I let a little giggle go before I respond. “I can be your person if you want, Jessie.” He is silent and I hear him release a breath before he just grunts something that I think meant he agreed. Perhaps wanting to say yes, without admitting he’d like me to be his friend. I can’t help but bite down on my thumbnail again, still trying to suffocate the laugh wanting to escape me. Those earlier emotions that felt like they were brimming to the surface seemed to have dissipated. Between JJ thawing and getting lost in bananas and caramel, my chest feels much, much lighter this afternoon.

“Well, anyway. Thank you for the recommendation. I’ll see if I can find an Elle Kennedy. Those squealing Book Club girls don’t shut up about her,” he grumbles. “I’ll see you… I guess.” He stumbles his goodbye and hangs up before letting me also say goodbye.

I lock my phone and turn and skip back to the kitchen, changing the song. I do a little dance on the spot and whisper to myself as Free by Florence + the Machine plays through the kitchen. “Yes!”

Casey

“What do you call that?” JJ’s deep soothing voice trails over my shoulder as I sit, trying to paint a replica of Van Gogh’s Starry Night, except I think my interpretation might be off.

“It’s the village.” I tilt my head and analyze the yellow and blue blobs on my canvas.

Jessie just harrumphs from behind me, standing so close I get a whiff of his scent, something that reminds me of the fresh smell of a new book mixed with something like vanilla or sandalwood. Something so very him that it skitters across my skin, leaving goosebumps everywhere.

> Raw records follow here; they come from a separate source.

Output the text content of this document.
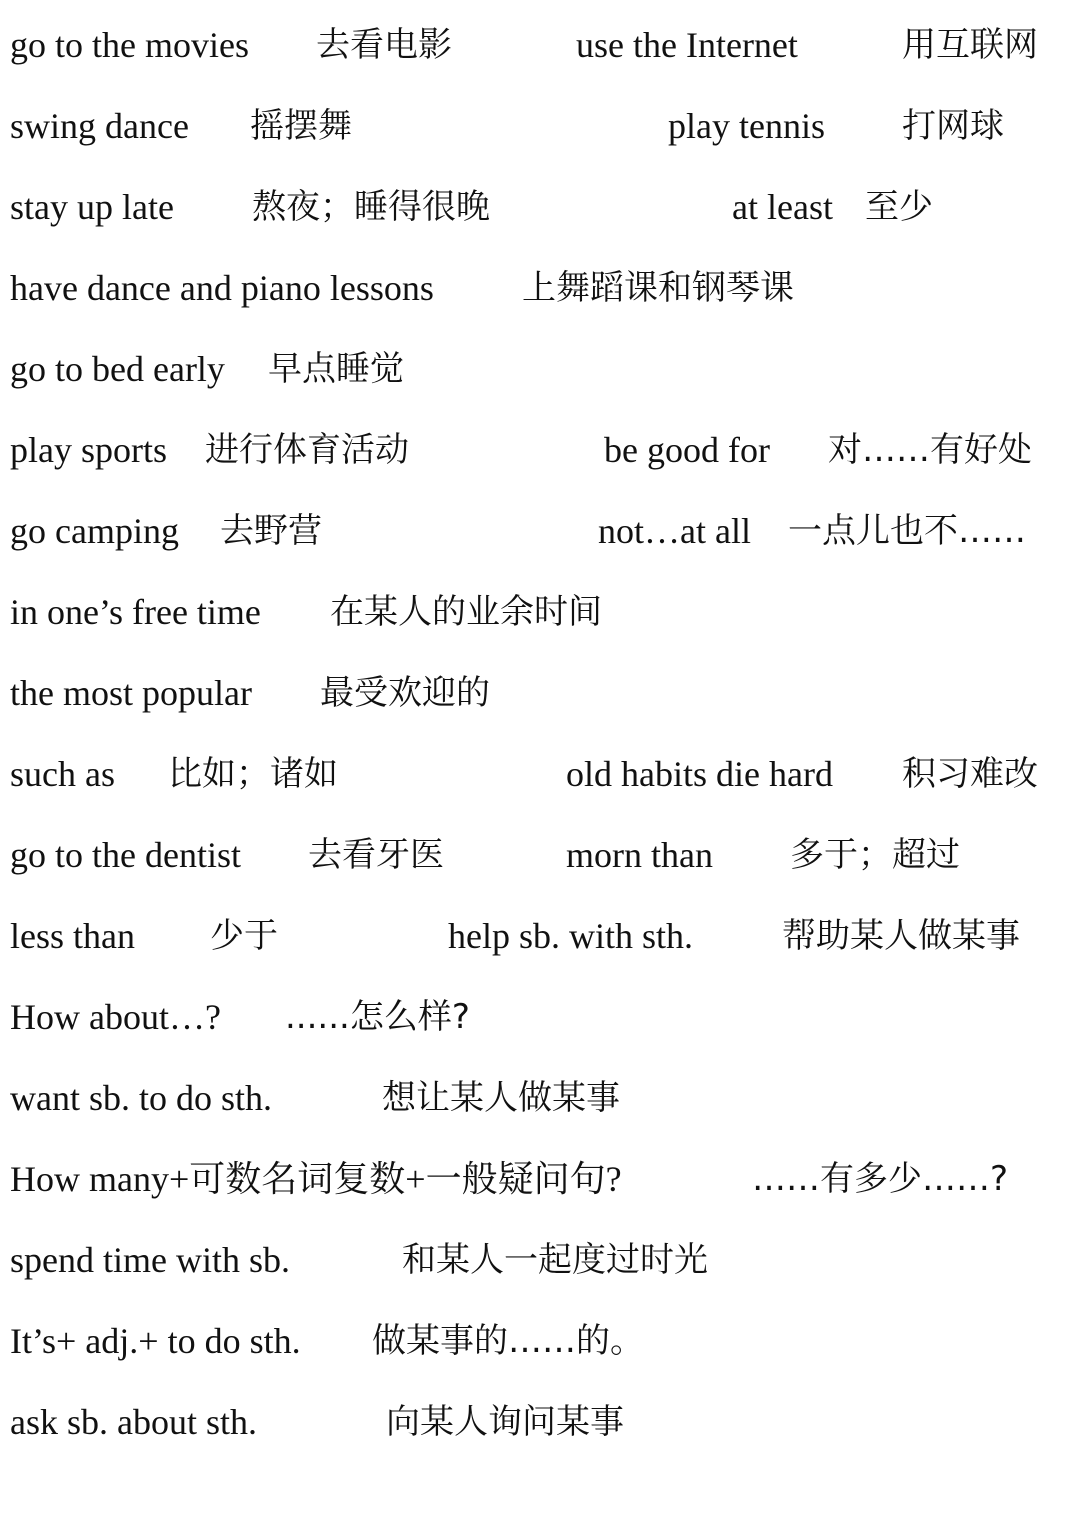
go to the movies 去看电影	use the Internet	用互联网
swing dance 摇摆舞	play tennis 打网球
stay up late 熬夜；睡得很晚	at least 至少
have dance and piano lessons	上舞蹈课和钢琴课
go to bed early 早点睡觉
play sports 进行体育活动	be good for 对……有好处
go camping 去野营	not…at all 一点儿也不……
in one’s free time 在某人的业余时间
the most popular 最受欢迎的
such as 比如；诸如	old habits die hard 积习难改
go to the dentist 去看牙医	morn than 多于；超过
less than 少于	help sb. with sth.	帮助某人做某事
How about…? ......怎么样?
want sb. to do sth.	想让某人做某事
How many+可数名词复数+一般疑问句?	……有多少……?
spend time with sb.	和某人一起度过时光
It’s+ adj.+ to do sth. 做某事的……的。
ask sb. about sth.	向某人询问某事
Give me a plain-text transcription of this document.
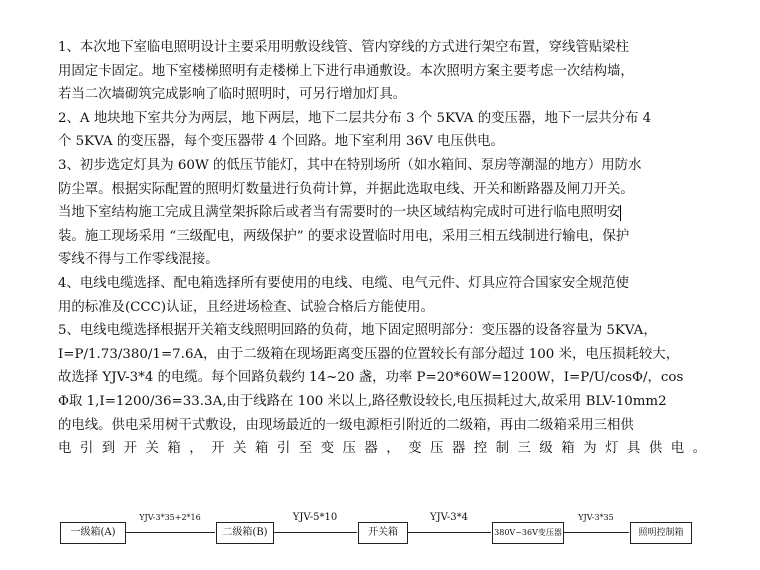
1、本次地下室临电照明设计主要采用明敷设线管、管内穿线的方式进行架空布置，穿线管贴梁柱
用固定卡固定。地下室楼梯照明有走楼梯上下进行串通敷设。本次照明方案主要考虑一次结构墙，
若当二次墙砌筑完成影响了临时照明时，可另行增加灯具。
2、A 地块地下室共分为两层，地下两层，地下二层共分布 3 个 5KVA 的变压器，地下一层共分布 4
个 5KVA 的变压器，每个变压器带 4 个回路。地下室利用 36V 电压供电。
3、初步选定灯具为 60W 的低压节能灯，其中在特别场所（如水箱间、泵房等潮湿的地方）用防水
防尘罩。根据实际配置的照明灯数量进行负荷计算，并据此选取电线、开关和断路器及闸刀开关。
当地下室结构施工完成且满堂架拆除后或者当有需要时的一块区域结构完成时可进行临电照明安
装。施工现场采用 “三级配电，两级保护” 的要求设置临时用电，采用三相五线制进行输电，保护
零线不得与工作零线混接。
4、电线电缆选择、配电箱选择所有要使用的电线、电缆、电气元件、灯具应符合国家安全规范使
用的标准及(CCC)认证，且经进场检查、试验合格后方能使用。
5、电线电缆选择根据开关箱支线照明回路的负荷，地下固定照明部分：变压器的设备容量为 5KVA，
I=P/1.73/380/1=7.6A，由于二级箱在现场距离变压器的位置较长有部分超过 100 米，电压损耗较大，
故选择 YJV-3*4 的电缆。每个回路负载约 14~20 盏，功率 P=20*60W=1200W，I=P/U/cosΦ/，cos
Φ取 1,I=1200/36=33.3A,由于线路在 100 米以上,路径敷设较长,电压损耗过大,故采用 BLV-10mm2
的电线。供电采用树干式敷设，由现场最近的一级电源柜引附近的二级箱，再由二级箱采用三相供
电引到开关箱，开关箱引至变压器，变压器控制三级箱为灯具供电。
一级箱(A)
YJV-3*35+2*16
二级箱(B)
YJV-5*10
开关箱
YJV-3*4
380V~36V变压器
YJV-3*35
照明控制箱
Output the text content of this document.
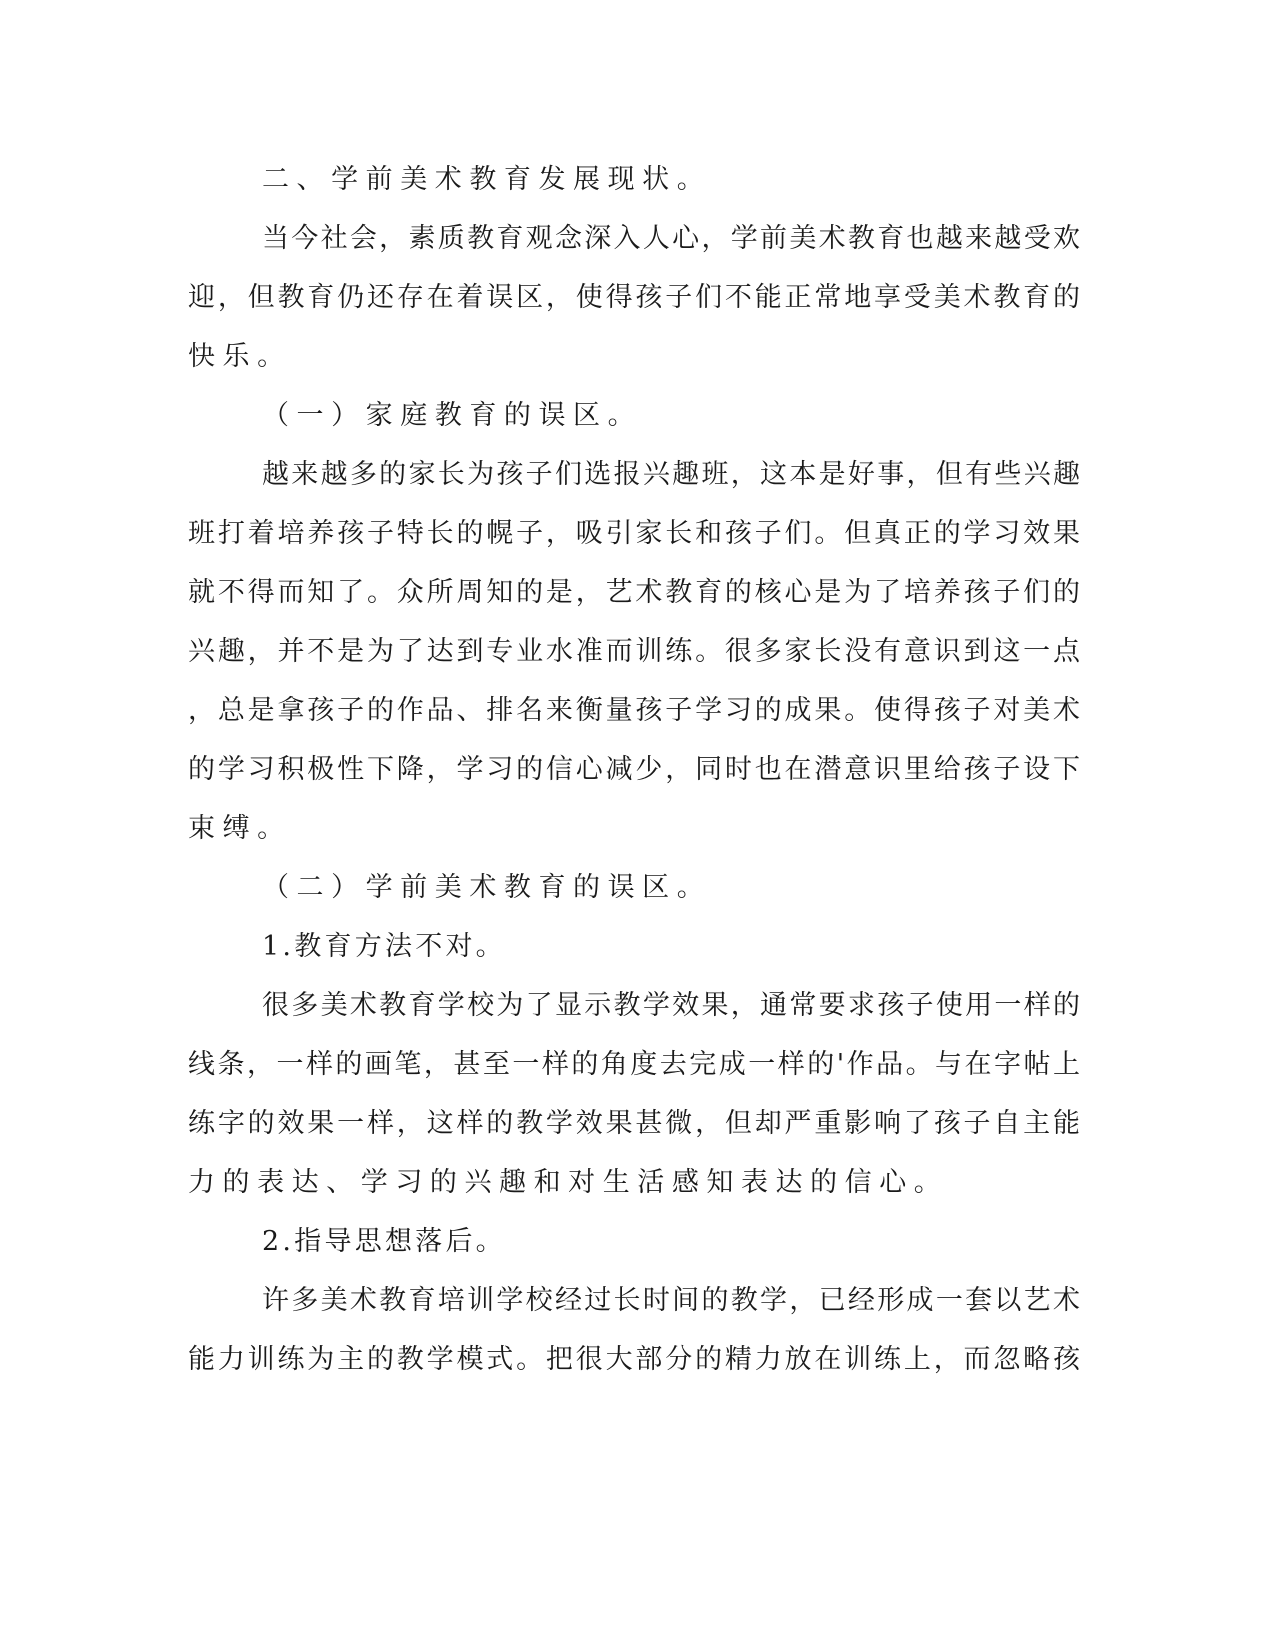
二、学前美术教育发展现状。
当今社会，素质教育观念深入人心，学前美术教育也越来越受欢
迎，但教育仍还存在着误区，使得孩子们不能正常地享受美术教育的
快乐。
（一）家庭教育的误区。
越来越多的家长为孩子们选报兴趣班，这本是好事，但有些兴趣
班打着培养孩子特长的幌子，吸引家长和孩子们。但真正的学习效果
就不得而知了。众所周知的是，艺术教育的核心是为了培养孩子们的
兴趣，并不是为了达到专业水准而训练。很多家长没有意识到这一点
，总是拿孩子的作品、排名来衡量孩子学习的成果。使得孩子对美术
的学习积极性下降，学习的信心减少，同时也在潜意识里给孩子设下
束缚。
（二）学前美术教育的误区。
1.教育方法不对。
很多美术教育学校为了显示教学效果，通常要求孩子使用一样的
线条，一样的画笔，甚至一样的角度去完成一样的'作品。与在字帖上
练字的效果一样，这样的教学效果甚微，但却严重影响了孩子自主能
力的表达、学习的兴趣和对生活感知表达的信心。
2.指导思想落后。
许多美术教育培训学校经过长时间的教学，已经形成一套以艺术
能力训练为主的教学模式。把很大部分的精力放在训练上，而忽略孩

You said you would be my person.

“Maybe if you pull up a chair and have a go yourself, you’ll see how not very easy this is.” I swing my head over my shoulder to give him a glare and notice how close he is standing behind me, bent over, resting his hands on his knees. Our lips are barely a breath apart and it makes me pause. The blue of his eyes is more intense from this close, but with tiny speckles of gold scattered throughout that it creates a mix. Maybe that’s where the slight green comes in. He takes a beat, but he eventually realizes he has invaded some of my personal space–not that I was all that worried about it. He stands quickly and rubs the back of his neck, walking back behind the counter. Forcing a swallow, I take a deep breath to slow my heart rate, which, for some reason, decided to nearly beat out of my chest. He needs a friend right now. Not some idiot lusting over him. I chastise myself and try to wrangle my hormones.

Looking back at the canvas, I suddenly can’t concentrate. “Everyone good for drinks?” I ask the girls, who are happily painting, giggling, and nibbling on hot food from the plate in the middle of the room. I notice a few empty glasses, so I get up and make myself busy at the drinks table when Elle approaches.

“Umm… who is the sexy brood who keeps looking at you like his next meal?” I almost drop the glasses from my hands.

“Who are you talking about?” I ask, completely in denial that she is talking about Jessie. He is sexy. Like a rugged lumberjack who retired and tried to carve out his own bit of quiet peace within the heart of the city. Except I try to pretend that I don’t notice this because he is my best friend’s older brother, and I’m almost certain he still sees me as the annoying kid who used to run around his childhood home. Even if he didn’t, it’s Jessie. He isn’t looking like I’m his next meal, he just looks like that. Permanently frowning. It only looks like hunger because his eyes are so intense, between the blue, gold, and green, all framed with dark lashes. Besides, the guy wouldn’t know emotions if they walked right up to him and introduced themselves.